A newborn is admitted to the neonatal intensive care unit (NICU) with choanal atresia. Which part of the infant's body should the nurse assess?
- A. Rectum
- B. Nasopharynx
- C. Intestinal tract
- D. Laryngopharynx
Correct Answer: B
Rationale: Choanal atresia is a congenital condition characterized by the blockage of the nasal passages, specifically the choanae that connect the nasal cavity to the nasopharynx. The nurse should assess the nasopharynx to identify any obstruction, confirm the diagnosis, and assess the severity of the condition. Choices A, C, and D are incorrect as they do not pertain to choanal atresia. Choanal atresia specifically involves the nasal passages and nasopharynx, not the rectum, intestinal tract, or laryngopharynx.
A parent receives a note from the school that a student in class has head lice. The parent calls the school nurse to ask how to check for head lice. What instructions should the nurse provide?
- A. Ask the child where it itches.
- B. Check to see if your dog has ear mites.
- C. Look along the scalp line for white dots.
- D. Observe between the fingers for red lines.
Correct Answer: C
Rationale: The correct answer is to look along the scalp line for white dots (nits) when checking for head lice. White dots are indicative of head lice infestation. Itching alone, as mentioned in choice A, is not a reliable indicator of head lice.
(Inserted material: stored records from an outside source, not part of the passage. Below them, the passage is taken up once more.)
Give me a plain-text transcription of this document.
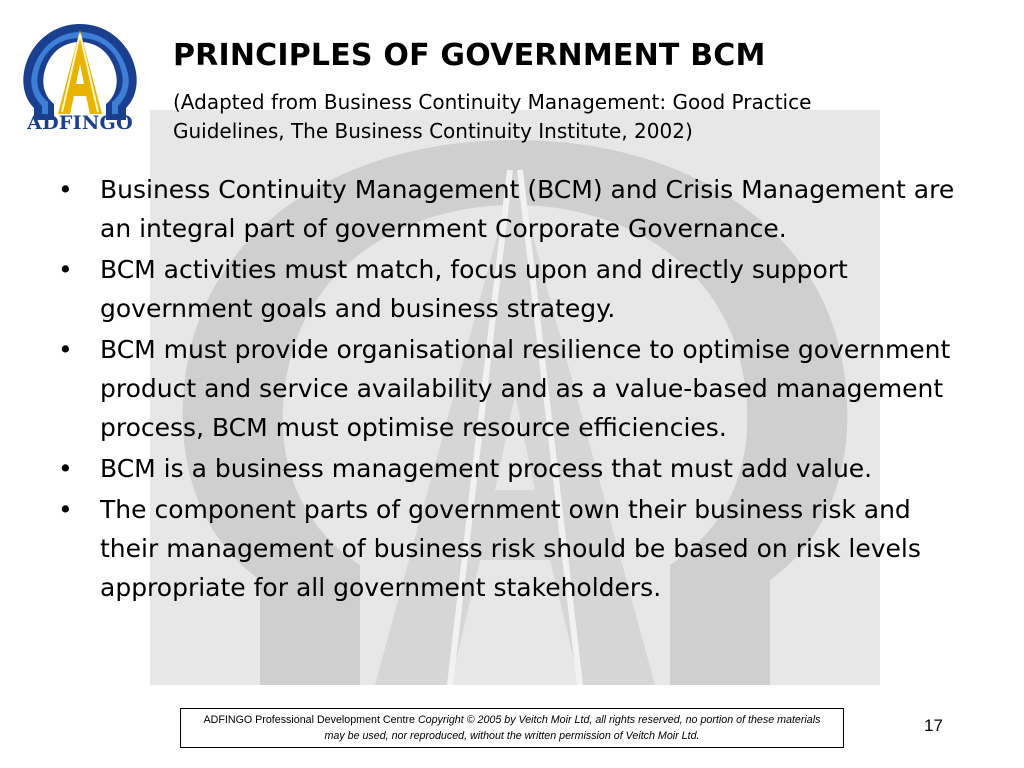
ADFINGO
PRINCIPLES OF GOVERNMENT BCM
(Adapted from Business Continuity Management: Good Practice
Guidelines, The Business Continuity Institute, 2002)
• Business Continuity Management (BCM) and Crisis Management are an integral part of government Corporate Governance.
• BCM activities must match, focus upon and directly support government goals and business strategy.
• BCM must provide organisational resilience to optimise government product and service availability and as a value-based management process, BCM must optimise resource efficiencies.
• BCM is a business management process that must add value.
• The component parts of government own their business risk and their management of business risk should be based on risk levels appropriate for all government stakeholders.
ADFINGO Professional Development Centre Copyright © 2005 by Veitch Moir Ltd, all rights reserved, no portion of these materials may be used, nor reproduced, without the written permission of Veitch Moir Ltd.
17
Choice B is irrelevant as it refers to checking for ear mites in a dog, not head lice in a human. Observing between the fingers for red lines, as in choice D, is not a method to check for head lice.
During a routine monthly examination, a 5-month-old infant is brought to the pediatric clinic. What assessment finding should alert the nurse to notify the health care provider?
- A. Temperature of 99.5°F
- B. Blood pressure of 75/48 mm Hg
- C. Heart rate of 100 beats per minute
- D. Respiratory rate of 50 breaths per minute
Correct Answer: D
Rationale: A respiratory rate of 50 breaths per minute in a 5-month-old infant is considered high and may indicate respiratory distress. Infants normally have a higher respiratory rate than older children and adults, but a rate of 50 breaths per minute is above the expected range. This finding warrants immediate attention as it may be indicative of an underlying respiratory issue or distress.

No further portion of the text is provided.